Fue la noche sin luna del mes de mayo. Tenía que ser esa noche específicamente según lo que encontraron en esa página de hechicería. Enzo salía del cine al que iba solo todos los martes, que es el día que menos gente encontraba en la sala. Caminaba lento las diez cuadras de regreso a su casa en la soledad del barrio que empezaba a dormir y allí lo interceptaron. Le cruzaron la van alquilada y con las placas identificadoras ocultas para que ninguna cámara de seguridad los delatara. En un operativo comando digno de mejores causas bajaron con sus rostros cubiertos por máscaras demoníacas de cotillón, lo encapucharon y lo subieron a empujones por la puerta trasera. Antes de que pudiera protestar le inyectaron una dosis de anestesia que hubiera puesto a dormir a un caballo y lo dejaron en el piso de la camioneta.

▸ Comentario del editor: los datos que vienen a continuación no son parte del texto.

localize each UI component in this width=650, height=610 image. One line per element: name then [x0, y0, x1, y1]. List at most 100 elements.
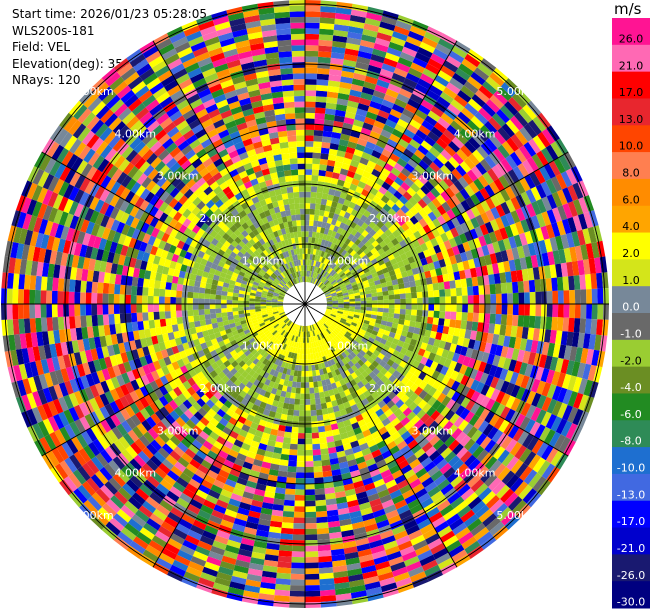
range-gate [421, 476, 434, 488]
range-gate [290, 22, 305, 29]
range-gate [399, 309, 406, 315]
range-gate [321, 193, 329, 200]
range-gate [364, 316, 371, 322]
range-gate [462, 337, 470, 348]
range-gate [466, 321, 473, 331]
range-gate [453, 327, 461, 337]
range-gate [500, 314, 508, 326]
range-gate [436, 325, 444, 334]
range-gate [485, 517, 501, 532]
range-gate [393, 435, 405, 446]
range-gate [506, 456, 519, 471]
range-gate [305, 483, 315, 490]
range-gate [313, 141, 322, 148]
range-gate [455, 311, 463, 321]
range-gate [210, 289, 217, 295]
range-gate [329, 332, 335, 339]
range-gate [507, 425, 520, 439]
range-gate [509, 371, 519, 385]
range-gate [418, 389, 428, 400]
range-gate [473, 527, 490, 541]
range-gate [277, 39, 292, 47]
range-gate [176, 283, 183, 292]
range-gate [475, 433, 488, 446]
range-gate [382, 474, 395, 484]
range-gate [443, 318, 451, 327]
range-gate [295, 478, 305, 484]
range-gate [414, 448, 426, 459]
range-gate [46, 290, 53, 304]
range-gate [305, 517, 317, 524]
range-gate [369, 468, 381, 478]
range-gate [354, 337, 362, 344]
range-gate [429, 435, 441, 447]
range-gate [292, 73, 305, 80]
range-gate [319, 158, 328, 166]
range-gate [340, 317, 347, 323]
range-gate [453, 362, 463, 373]
range-gate [12, 319, 20, 335]
range-gate [411, 333, 419, 341]
range-gate [462, 304, 468, 313]
range-gate [276, 567, 292, 574]
range-gate [319, 22, 335, 30]
range-gate [363, 415, 373, 425]
range-gate [409, 392, 419, 402]
range-gate [282, 516, 294, 524]
range-gate [386, 336, 394, 343]
range-gate [377, 489, 390, 499]
range-gate [96, 293, 103, 304]
range-gate [480, 384, 490, 396]
range-gate [403, 449, 415, 460]
range-gate [479, 372, 489, 385]
range-gate [355, 432, 365, 441]
range-gate [360, 385, 368, 394]
range-gate [221, 295, 227, 300]
range-gate [335, 380, 342, 388]
range-gate [320, 11, 336, 19]
range-gate [226, 295, 233, 301]
range-gate [392, 318, 400, 324]
range-gate [296, 225, 302, 232]
range-gate [388, 304, 395, 309]
range-gate [290, 432, 299, 439]
range-gate [345, 331, 352, 337]
range-gate [312, 324, 317, 330]
range-gate [305, 73, 318, 80]
range-gate [327, 347, 333, 354]
range-gate [159, 311, 166, 320]
range-gate [569, 304, 576, 319]
range-gate [463, 471, 477, 484]
range-gate [535, 304, 542, 317]
range-gate [578, 394, 589, 411]
range-gate [305, 523, 317, 529]
range-gate [310, 404, 317, 411]
range-gate [328, 326, 334, 332]
range-gate [317, 544, 331, 552]
range-gate [311, 175, 319, 182]
range-gate [289, 449, 298, 456]
range-gate [46, 304, 53, 318]
range-gate [287, 192, 294, 199]
range-gate [472, 312, 479, 323]
range-gate [349, 416, 358, 425]
range-gate [390, 327, 398, 334]
range-gate [456, 304, 463, 313]
range-gate [414, 488, 428, 499]
range-gate [335, 362, 342, 369]
range-gate [527, 327, 535, 341]
range-gate [6, 288, 13, 304]
range-gate [68, 291, 75, 304]
range-gate [361, 378, 369, 386]
range-gate [335, 315, 342, 320]
range-gate [530, 340, 539, 354]
range-gate [510, 384, 521, 398]
range-gate [567, 375, 577, 391]
range-gate [297, 370, 302, 377]
range-gate [296, 376, 302, 383]
range-gate [315, 398, 321, 405]
range-gate [568, 317, 575, 333]
range-gate [475, 331, 483, 342]
range-gate [440, 365, 449, 376]
range-gate [489, 313, 496, 324]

Lo llevaron a una casa abandonada en el fondo de Munro, un lugar que uno de ellos conocía por pasar todos los días camino al trabajo. Ahí lo ataron siempre con la cabeza cubierta en el centro de una estrella dibujada en el piso y rodeada de símbolos y runas. El ritual incluía una oración que todos repetirían, un baldazo de sangre de pollo y sal, humos de incienso y quema de algunos objetos personales de Enzo, pero no llegó a terminarse. Cuando la sangre le embadurnaba la capucha, Enzo comenzó a toser y convulsionar fuertemente y murió sin llegar a despertar del todo de una dosis de anestesia que, literalmente, era para dormir a un caballo y no para los escasos sesenta y cinco kilos que pesaba el infortunado. Los gritos, las discusiones, los intentos vanos de resucitación, el no saber qué hacer hasta la decisión final de abandonar el cuerpo sin ataduras ni capucha ni billetera en una calle desierta para que se lo computara como una victima más de la inseguridad urbana fueron una secuencia que duró poco menos de dos horas. Esa y el no volver a juntarse hasta que, un par de días después, se encontraran en el sepelio.

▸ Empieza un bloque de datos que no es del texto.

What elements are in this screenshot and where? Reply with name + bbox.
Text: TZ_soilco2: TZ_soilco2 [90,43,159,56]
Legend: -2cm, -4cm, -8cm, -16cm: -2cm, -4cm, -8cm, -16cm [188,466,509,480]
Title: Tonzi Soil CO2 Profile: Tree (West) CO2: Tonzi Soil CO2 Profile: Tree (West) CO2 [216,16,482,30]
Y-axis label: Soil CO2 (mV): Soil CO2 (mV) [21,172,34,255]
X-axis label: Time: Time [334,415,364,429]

—¡Cuervos! ¡Aves negras! –gritaron al paso del cortejo tal como se habían juramentado, convocando a las nefastas presencias a irse junto a Enzo al más allá.

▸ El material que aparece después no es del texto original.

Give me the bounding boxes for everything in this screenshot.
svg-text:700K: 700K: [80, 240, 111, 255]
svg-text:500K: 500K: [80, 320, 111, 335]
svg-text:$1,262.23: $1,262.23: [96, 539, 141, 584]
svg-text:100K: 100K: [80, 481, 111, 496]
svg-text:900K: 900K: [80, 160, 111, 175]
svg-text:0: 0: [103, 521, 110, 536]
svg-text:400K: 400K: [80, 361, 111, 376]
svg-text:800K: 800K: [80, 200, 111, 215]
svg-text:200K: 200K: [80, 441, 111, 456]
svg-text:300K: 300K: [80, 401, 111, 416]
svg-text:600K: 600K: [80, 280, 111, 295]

—¡Cuervos! ¡Aves negras! –se escuchó en el cementerio mientras el cajón descendía a la tierra. Pero los cuervos no descendieron con él y las aves negras se quedaron. Ninguno de los cinco amigos pudo jamás quitarse de encima la sombra del horroroso crimen cometido y el recuerdo de Enzo escupiendo sangre y baba en su viaje hacia el infierno oscureció cada reunión del grupo que finalmente no soportó y terminó disolviéndose en muchos individuos que llevaban el recuerdo de su desgracia a cada conversación animada en las que les tocaba participar y destruían al instante toda posibilidad de alegría en la reunión.